The classical trade-off of an imbalanced dataset, and why the model with the highest accuracy doesn't always make the best model.
Our bank has been facing declining revenues lately. To combat this, they've initiated marketing campaigns to encourage more deposits.
They opted to develop a deep-learning model to forecast the campaign's results. This enables the marketing team to pinpoint a customer segment with high potential, allowing for targeted marketing efforts. Simultaneously, it minimizes ad spending on customers who are less likely to subscribe.
Accuracy at 0.91, sounds like a fantastic model, right?
Well, not so fast! The marketing manager has some concerns.
When customers see our campaign, they either subscribe to a term deposit or don't. This gives us four possible outcomes, with different weightage to the marketing team:
Class | Description |
---|---|
True Positive (TP) | Customers subscribed, just as we predicted! 😍 |
True Negative (TN) | Customers didn't subscribe, and we accurately anticipated it. This foresight optimizes our marketing budget 😎 |
False Positive (FP) | Oops! We expected these customers to subscribe, but they didn't. This misjudgment costs the bank 😬 |
False Negative (FN) | Oh no! These customers subscribed, but we missed it. BAD, Bank losing revenue and we're losing our job here 😱 |
Looking at the recall of the TP, it's only 0.37. This means that out of 1000 customers who sign up, our model mistakenly labels 630 of them as not interested! 😱
Suddenly, this model doesn't seem so great for our campaign.

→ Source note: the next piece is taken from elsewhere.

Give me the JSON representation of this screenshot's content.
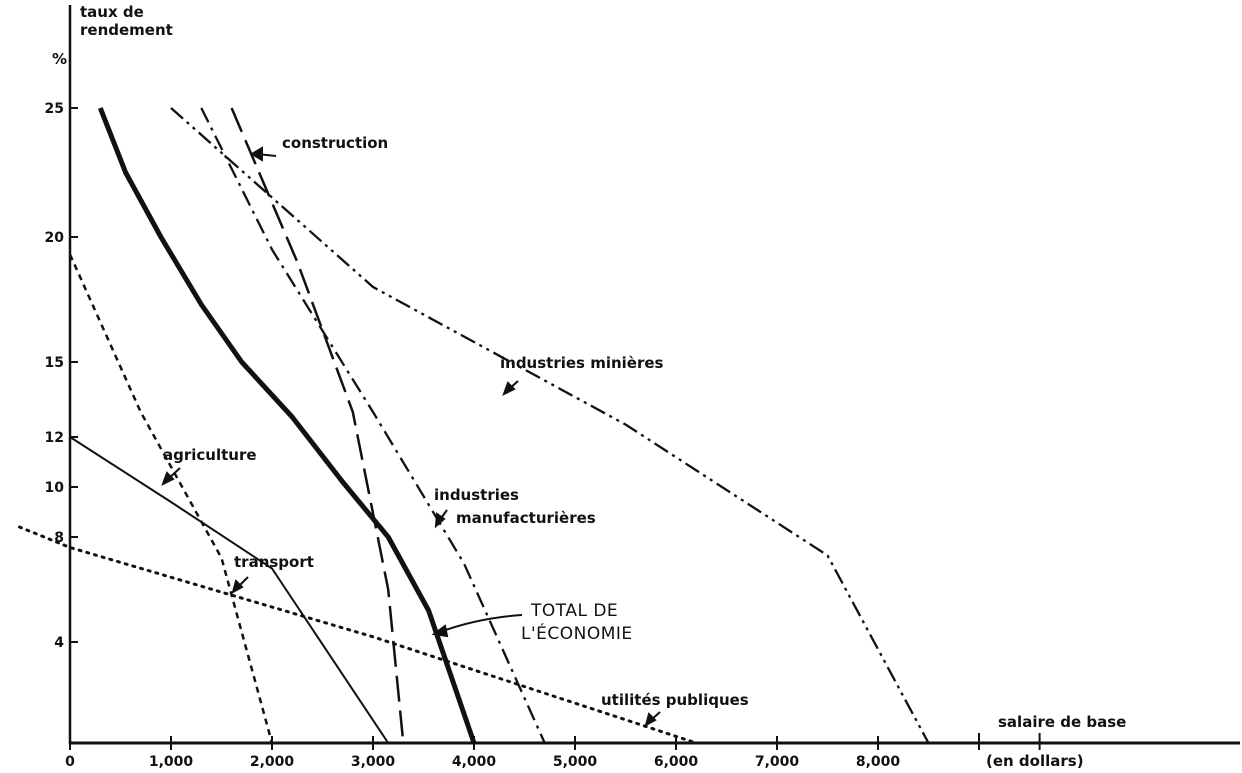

After using SMOTE to resample our data, our accuracy took a hit, dropping to 0.84. But here's the silver lining: the recall for TP shot up to 0.91! 🥳
This means that out of 1000 customers who would subscribe, our model now catches 910 of them. The marketing team is ecstatic! They can now confidently use our model to segment customers and supercharge their sales funnel.